駅を出て目の前にある商店街を突っ切った先に、そのお店はあった。

大通りから少し脇に入った道の行き止まりにある、隠れ家のような小さなお店。

お店の名前を見て、私は目を丸くさせた。

「もしかして庄司くん、このお店って、学生時代下宿してたっていうところ?」

「うん。紗英、行ってみたいって言ってただろ?」

庄司くんは学生時代、今では珍しい下宿生活を送っていた。

大学が決まって部屋探しに来たときに、たまたま見つけたこのお店でお昼ご飯を食べた庄司くんが、今日自分が地方から住む部屋を探しに来ていることを女将さんに話したことがすべての始まりで。

それを聞いた大将と女将さんが、庄司くんのことをとても気に入って、『うちの二階に住まない? 朝食と夕食付けるわよ』と、下宿の話を持ってきたらしい。

こうして庄司くんは、大学時代の四年間をこのお店の二階で過ごし、就職を機に離れたけれど、今も交流も続いている。

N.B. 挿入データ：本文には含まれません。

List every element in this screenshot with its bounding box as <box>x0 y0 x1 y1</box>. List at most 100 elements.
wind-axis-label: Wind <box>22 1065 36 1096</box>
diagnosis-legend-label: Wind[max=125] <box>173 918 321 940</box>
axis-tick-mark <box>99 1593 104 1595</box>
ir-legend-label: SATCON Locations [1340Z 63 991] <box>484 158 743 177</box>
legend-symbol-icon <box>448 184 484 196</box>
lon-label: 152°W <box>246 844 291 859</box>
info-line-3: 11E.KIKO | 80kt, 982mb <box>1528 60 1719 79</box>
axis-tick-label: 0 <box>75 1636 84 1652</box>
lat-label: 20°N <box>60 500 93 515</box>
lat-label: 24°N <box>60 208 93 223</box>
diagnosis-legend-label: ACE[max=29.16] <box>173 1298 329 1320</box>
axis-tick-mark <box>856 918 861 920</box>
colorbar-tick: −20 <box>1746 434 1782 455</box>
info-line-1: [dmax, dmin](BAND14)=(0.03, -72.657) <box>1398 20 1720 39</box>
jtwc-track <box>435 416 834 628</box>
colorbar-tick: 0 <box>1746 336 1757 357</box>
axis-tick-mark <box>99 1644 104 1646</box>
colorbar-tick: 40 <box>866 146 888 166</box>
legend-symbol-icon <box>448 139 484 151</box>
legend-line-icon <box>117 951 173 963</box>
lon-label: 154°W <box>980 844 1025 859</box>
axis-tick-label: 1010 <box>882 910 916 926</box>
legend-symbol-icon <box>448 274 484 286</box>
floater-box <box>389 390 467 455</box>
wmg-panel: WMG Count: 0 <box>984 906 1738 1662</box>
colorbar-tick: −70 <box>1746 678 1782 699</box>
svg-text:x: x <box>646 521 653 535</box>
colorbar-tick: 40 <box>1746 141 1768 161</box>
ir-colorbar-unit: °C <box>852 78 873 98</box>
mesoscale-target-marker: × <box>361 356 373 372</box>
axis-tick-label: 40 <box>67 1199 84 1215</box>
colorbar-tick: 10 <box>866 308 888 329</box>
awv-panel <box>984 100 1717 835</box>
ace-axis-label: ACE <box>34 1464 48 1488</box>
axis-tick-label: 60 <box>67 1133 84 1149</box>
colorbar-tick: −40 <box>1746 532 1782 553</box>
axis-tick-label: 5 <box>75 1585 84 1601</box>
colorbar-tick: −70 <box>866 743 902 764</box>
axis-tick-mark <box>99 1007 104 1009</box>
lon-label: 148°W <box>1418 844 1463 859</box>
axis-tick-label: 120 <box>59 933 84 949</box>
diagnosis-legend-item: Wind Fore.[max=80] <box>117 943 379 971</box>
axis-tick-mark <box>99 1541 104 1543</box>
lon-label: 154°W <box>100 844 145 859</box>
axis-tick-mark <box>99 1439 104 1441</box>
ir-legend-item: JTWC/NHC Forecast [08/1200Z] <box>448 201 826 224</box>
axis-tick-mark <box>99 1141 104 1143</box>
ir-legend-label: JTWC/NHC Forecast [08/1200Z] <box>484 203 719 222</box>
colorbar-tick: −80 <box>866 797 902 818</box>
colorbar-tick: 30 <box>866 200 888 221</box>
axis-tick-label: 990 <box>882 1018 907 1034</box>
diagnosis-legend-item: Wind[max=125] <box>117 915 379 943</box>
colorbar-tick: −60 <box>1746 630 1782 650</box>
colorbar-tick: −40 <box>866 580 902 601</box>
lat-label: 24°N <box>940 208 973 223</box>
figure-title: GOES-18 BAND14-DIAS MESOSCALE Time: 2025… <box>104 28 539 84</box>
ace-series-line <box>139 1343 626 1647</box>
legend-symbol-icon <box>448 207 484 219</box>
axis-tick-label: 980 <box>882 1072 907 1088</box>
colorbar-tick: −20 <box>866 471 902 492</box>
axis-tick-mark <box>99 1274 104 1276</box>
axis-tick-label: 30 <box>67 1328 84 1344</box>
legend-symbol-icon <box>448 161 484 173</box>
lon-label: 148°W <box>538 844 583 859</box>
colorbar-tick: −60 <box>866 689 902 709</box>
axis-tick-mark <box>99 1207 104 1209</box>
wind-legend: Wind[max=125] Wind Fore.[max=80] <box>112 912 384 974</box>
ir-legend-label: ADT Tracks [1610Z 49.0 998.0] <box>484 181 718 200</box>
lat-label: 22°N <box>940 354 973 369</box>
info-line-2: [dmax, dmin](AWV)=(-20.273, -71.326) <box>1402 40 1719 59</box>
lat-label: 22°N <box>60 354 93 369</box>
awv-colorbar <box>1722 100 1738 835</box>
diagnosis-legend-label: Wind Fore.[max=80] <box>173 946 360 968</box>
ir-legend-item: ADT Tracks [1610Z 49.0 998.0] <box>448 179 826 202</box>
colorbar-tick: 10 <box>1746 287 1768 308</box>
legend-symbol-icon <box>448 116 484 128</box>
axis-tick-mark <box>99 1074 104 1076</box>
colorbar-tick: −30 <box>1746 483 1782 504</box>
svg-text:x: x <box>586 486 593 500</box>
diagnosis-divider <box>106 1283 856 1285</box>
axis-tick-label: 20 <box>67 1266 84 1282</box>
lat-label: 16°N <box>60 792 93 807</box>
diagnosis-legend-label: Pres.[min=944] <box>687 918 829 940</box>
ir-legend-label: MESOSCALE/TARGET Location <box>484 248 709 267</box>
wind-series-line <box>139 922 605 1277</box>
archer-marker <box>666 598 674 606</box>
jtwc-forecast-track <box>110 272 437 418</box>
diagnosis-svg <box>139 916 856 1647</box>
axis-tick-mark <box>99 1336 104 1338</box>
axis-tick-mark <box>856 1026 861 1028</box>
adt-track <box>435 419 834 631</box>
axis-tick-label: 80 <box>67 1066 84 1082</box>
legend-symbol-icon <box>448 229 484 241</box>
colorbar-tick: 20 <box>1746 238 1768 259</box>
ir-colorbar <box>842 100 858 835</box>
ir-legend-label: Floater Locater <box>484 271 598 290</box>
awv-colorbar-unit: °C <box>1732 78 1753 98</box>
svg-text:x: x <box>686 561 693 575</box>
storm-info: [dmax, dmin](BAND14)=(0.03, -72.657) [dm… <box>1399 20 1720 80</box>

「だって庄司くんから聞く大将と女将さんの話、すごく楽しかったんだもん。お料理も美味しいって聞いてたし」

私が目を輝かせると、庄司くんはとても嬉しそうに微笑んだ。

「向こうも紗英に会いたがってた。首を長くして待ってたと思うから覚悟しろよ」

庄司くんが扉を開けると、優しい目をした女性が振り向いた。

「いらっしゃいませー。あら、友樹くん、待ってたのよ」

「こんばんは。少し遅くなってしまってすみません」

「いいのよ、別に。入って入って」

ニコニコと笑いかけてくれる女性に、私もペコリと頭を下げる。